We first talked with Dr. Marable in January 2006 and discussed transcribing his archival recordings of Malcolm X and other prominent historical figures. Some of the audio was originally recorded in the 1950s and 1960s on reel-to-reel tape, which was first shipped to a firm to be converted to digital archival audio and enhanced where possible. We then received the digitized recordings and we custom-matched our transcriptionists to the audio content. In other words, we had transcriptionists with knowledge of contemporary black history work on this project. What we discovered was that recordings from the 1950s and 1960s, even after being digitized and enhanced to improve sound quality, were still very challenging to transcribe. In our 45 years of experience in the transcription industry, we’ve found that 5 hours of our total work process per hour of audio is a good estimate, but with these recordings we found that our team had to spend anywhere from 2 to 3 times that amount of time to transcribe this audio. Dr. Manning was adamant that we spend the time listening carefully to each second of audio and that the transcriptionists who worked on it had the patience of Job to slowly and methodically ease themselves through the transcription of the audio.
The time our staff spent transcribing was crucial for Dr. Marable and his team of researchers, as they needed transcripts delivered that made their research that much easier, and in turn limited the time they spent reviewing and filling in the blanks of what could have been inaudible.
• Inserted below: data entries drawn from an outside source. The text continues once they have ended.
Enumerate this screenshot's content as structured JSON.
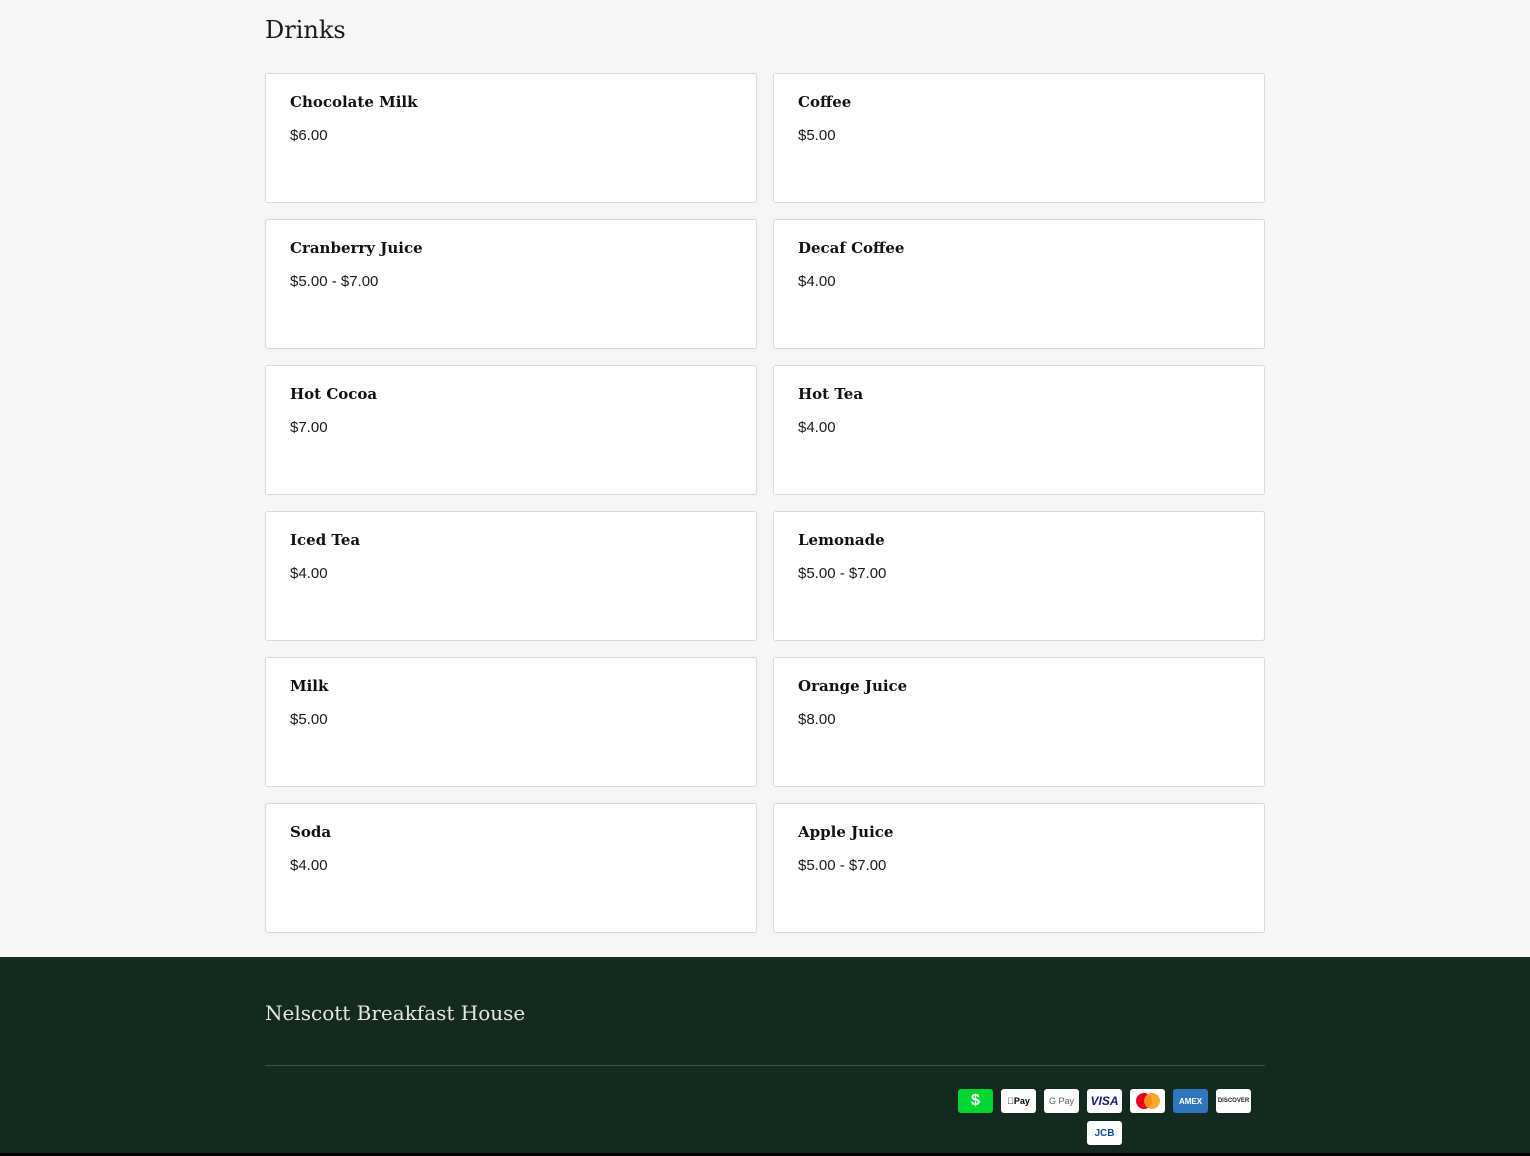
{
  "section": {
    "title": "Drinks"
  },
  "items": [
    {
      "name": "Chocolate Milk",
      "price": "$6.00"
    },
    {
      "name": "Coffee",
      "price": "$5.00"
    },
    {
      "name": "Cranberry Juice",
      "price": "$5.00 - $7.00"
    },
    {
      "name": "Decaf Coffee",
      "price": "$4.00"
    },
    {
      "name": "Hot Cocoa",
      "price": "$7.00"
    },
    {
      "name": "Hot Tea",
      "price": "$4.00"
    },
    {
      "name": "Iced Tea",
      "price": "$4.00"
    },
    {
      "name": "Lemonade",
      "price": "$5.00 - $7.00"
    },
    {
      "name": "Milk",
      "price": "$5.00"
    },
    {
      "name": "Orange Juice",
      "price": "$8.00"
    },
    {
      "name": "Soda",
      "price": "$4.00"
    },
    {
      "name": "Apple Juice",
      "price": "$5.00 - $7.00"
    }
  ],
  "footer": {
    "brand": "Nelscott Breakfast House",
    "payment_icons": [
      {
        "name": "cash-app-icon",
        "glyph": "$"
      },
      {
        "name": "apple-pay-icon",
        "glyph": "Pay"
      },
      {
        "name": "google-pay-icon",
        "glyph": "G Pay"
      },
      {
        "name": "visa-icon",
        "glyph": "VISA"
      },
      {
        "name": "mastercard-icon",
        "glyph": ""
      },
      {
        "name": "american-express-icon",
        "glyph": "AMEX"
      },
      {
        "name": "discover-icon",
        "glyph": "DISCOVER"
      },
      {
        "name": "jcb-icon",
        "glyph": "JCB"
      }
    ]
  },
  "colors": {
    "page_bg": "#f6f6f6",
    "footer_bg": "#132a1f",
    "card_border": "#dadada"
  }
}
After receiving the very first transcript that we sent back to him, an excited Dr. Marable called to speak with Sandy Poritzky (the owner of ATC) and wanted to thank him personally. It turns out, the time we were spending listening carefully to this historical audio content and transcribing was paying off in his findings. Within this first transcript was a nugget of information that Dr. Marable had spent the better part of 20-some-odd years trying to confirm. He now had the confirmation and was able to move on with his research.
As I look at the book on my desk, I realize I have a lot of reading ahead of me, but it is reading that I am so proud my firm had a small hand in producing.